First off, thank you so much for all your support surrounding the launch of Plate & Pencil last week. It's always a little scary (in addition to exciting) starting a new business venture. But I'm over the moon after receiving so many positive responses here and on Facebook about the shop. Not to mention orders for products from the shop, like the Dumplings Around the World tote bag. As it happens, the tote bag is going in for a 2nd printing! (And since we have about a week to go before Christmas, you can use code MERRYDUMPLINGS now through Thursday for free First Class shipping within the U.S.)
Last Wednesday was also the 1st birthday of The Chinese Takeout Cookbook! Earlier in the day, I was cleaning up around the house and found a mock-up of the original proposed cover that my publisher sent, with the working title. It was fun to do a side-by-side comparison of how much changed in just a few months from editing the final draft and working on the cover design to the actual publication.
To celebrate the book's first birthday, I wanted to revive a recipe that was cut from the final manuscript because of lack of space. (I've been doing that a lot lately. Recently I taught a Sichuan class at The Brooklyn Kitchen that had a recipe for Bon Bon Chicken, a great recipe that also had to be cut. Ah nostalgia!) So, onward to rumaki, because everyone needs a good party appetizer up their sleeves during the holiday season.
Just what is rumaki? And what is its link to Chinese-American food?
Rumaki may be an unfamiliar appetizer these days, but it sported quite a hip reputation in the middle of last century. It first appears on the menus of tiki restaurants in San Francisco and Los Angeles in the 1940s. Trader Vic’s founder Victor Bergeron claimed it had Chinese origins, by way of Hawaii, but in actuality it was likely his own creation inspired by angels on horseback, an English pub snack of bacon-wrapped oysters.
The name’s origin is also fuzzy, but possibly a take on harumaki, Japanese for pork spring roll. Whether or not the Trader created rumaki, he no doubt deserves credit for popularizing this appetizer - skewers of chicken liver and water chestnuts wrapped in crispy bacon - with the dining public.
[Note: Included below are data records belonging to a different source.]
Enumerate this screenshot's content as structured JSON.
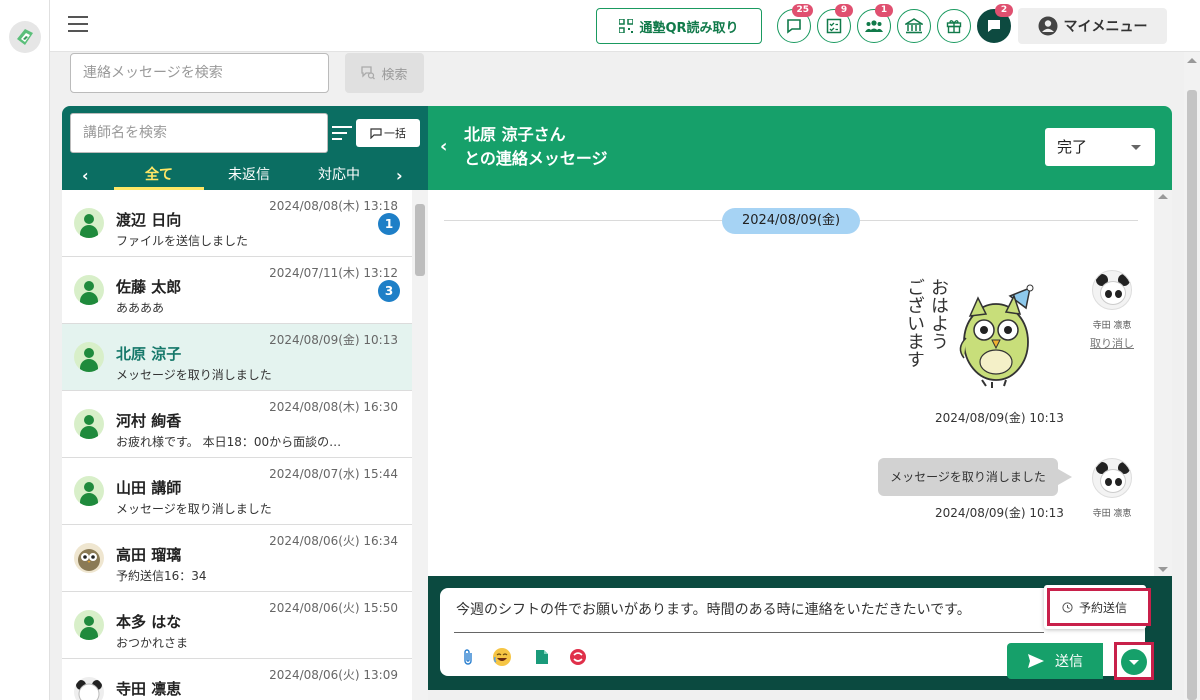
{
  "topbar": {
    "qr_label": "通塾QR読み取り",
    "badges": {
      "messages": "25",
      "tasks": "9",
      "students": "1",
      "school": "",
      "gift": "",
      "chat": "2"
    },
    "mymenu_label": "マイメニュー"
  },
  "message_search": {
    "placeholder": "連絡メッセージを検索",
    "button_label": "検索"
  },
  "contacts_panel": {
    "search_placeholder": "講師名を検索",
    "bulk_label": "一括",
    "tabs": [
      {
        "label": "全て",
        "active": true
      },
      {
        "label": "未返信",
        "active": false
      },
      {
        "label": "対応中",
        "active": false
      }
    ],
    "contacts": [
      {
        "name": "渡辺 日向",
        "time": "2024/08/08(木) 13:18",
        "preview": "ファイルを送信しました",
        "unread": "1"
      },
      {
        "name": "佐藤 太郎",
        "time": "2024/07/11(木) 13:12",
        "preview": "ああああ",
        "unread": "3"
      },
      {
        "name": "北原 涼子",
        "time": "2024/08/09(金) 10:13",
        "preview": "メッセージを取り消しました",
        "unread": ""
      },
      {
        "name": "河村 絢香",
        "time": "2024/08/08(木) 16:30",
        "preview": "お疲れ様です。 本日18：00から面談の…",
        "unread": ""
      },
      {
        "name": "山田 講師",
        "time": "2024/08/07(水) 15:44",
        "preview": "メッセージを取り消しました",
        "unread": ""
      },
      {
        "name": "高田 瑠璃",
        "time": "2024/08/06(火) 16:34",
        "preview": "予約送信16：34",
        "unread": ""
      },
      {
        "name": "本多 はな",
        "time": "2024/08/06(火) 15:50",
        "preview": "おつかれさま",
        "unread": ""
      },
      {
        "name": "寺田 凛恵",
        "time": "2024/08/06(火) 13:09",
        "preview": "",
        "unread": ""
      }
    ]
  },
  "chat": {
    "title_line1": "北原 涼子さん",
    "title_line2": "との連絡メッセージ",
    "status_value": "完了",
    "date_chip": "2024/08/09(金)",
    "sticker_text": [
      "おはよう",
      "ございます"
    ],
    "messages": [
      {
        "sender": "寺田 凛恵",
        "time": "2024/08/09(金) 10:13",
        "cancel_label": "取り消し"
      },
      {
        "sender": "寺田 凛恵",
        "text": "メッセージを取り消しました",
        "time": "2024/08/09(金) 10:13"
      }
    ],
    "compose_text": "今週のシフトの件でお願いがあります。時間のある時に連絡をいただきたいです。",
    "send_label": "送信",
    "scheduled_label": "予約送信"
  },
  "colors": {
    "brand_green": "#16a06a",
    "dark_teal": "#0b6e62",
    "compose_bg": "#0b4a40",
    "highlight": "#c8204a",
    "badge": "#e05070"
  }
}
It became such a hit as a pupu platter staple that even Chinese restaurants started serving it as an appetizer.
In the baby boomer era, rumaki became a fixture on the hor d’oeuvre platter of the suburban cocktail-swilling set. The dish’s entry into the mainstream is even captured in an episode of Mad Men, as Betty Draper serves rumaki to guests at her internationally-themed dinner party, though she does call it Japanese.
So in short, it's really an American invention created for American diners during an era of fascination with anything that seemed remotely Polynesian and Asian. But that doesn't negate the fact that it's a delicious hors d'oeuvre. After testing it for my cookbook, I even made it for a tiki-themed supper club dinner in 2011, to much success. Now, back in the 1960s, housewives like Betty Draper would have made rumaki with bacon and chicken liver, but I like to make them with bacon and pineapple plus a few key ingredients for brushing over the top: grated ginger, soy sauce, and a little oil to get 'em golden brown and crispy.
If you're looking for a festive appetizer with a dose of '60s nostalgia thrown in, try serving up a platter of these this holiday season. I definitely will when I'm back home for Christmas!
- 1 tablespoon soy sauce
- 1 tablespoon olive oil
- 1/2 tablespoon honey or agave nectar
- 1 teaspoon peeled and grated fresh ginger
- Pineapple cut into 16 1-inch cubes
- 8 slices bacon
- Preheat the oven to 350°F.
- Soak 16 toothpicks in a small bowl of water for 10 minutes or so.
- In a small bowl, whisk together the soy sauce, olive oil, honey, and grated ginger. Set aside.
- Slice the bacon strips in half. Wrap each pineapple cube with half a bacon strip, secure with a soaked toothpick, and place on a baking sheet. Brush the outside with the soy sauce and ginger mixture.
- Bake for 20 to 25 minutes, until the bacon is fully cooked and crispy golden brown. Remove the pan from the oven and transfer the rumaki to a plate lined with paper towels to catch any remaining bacon drippings. Transfer to a large plate and serve warm.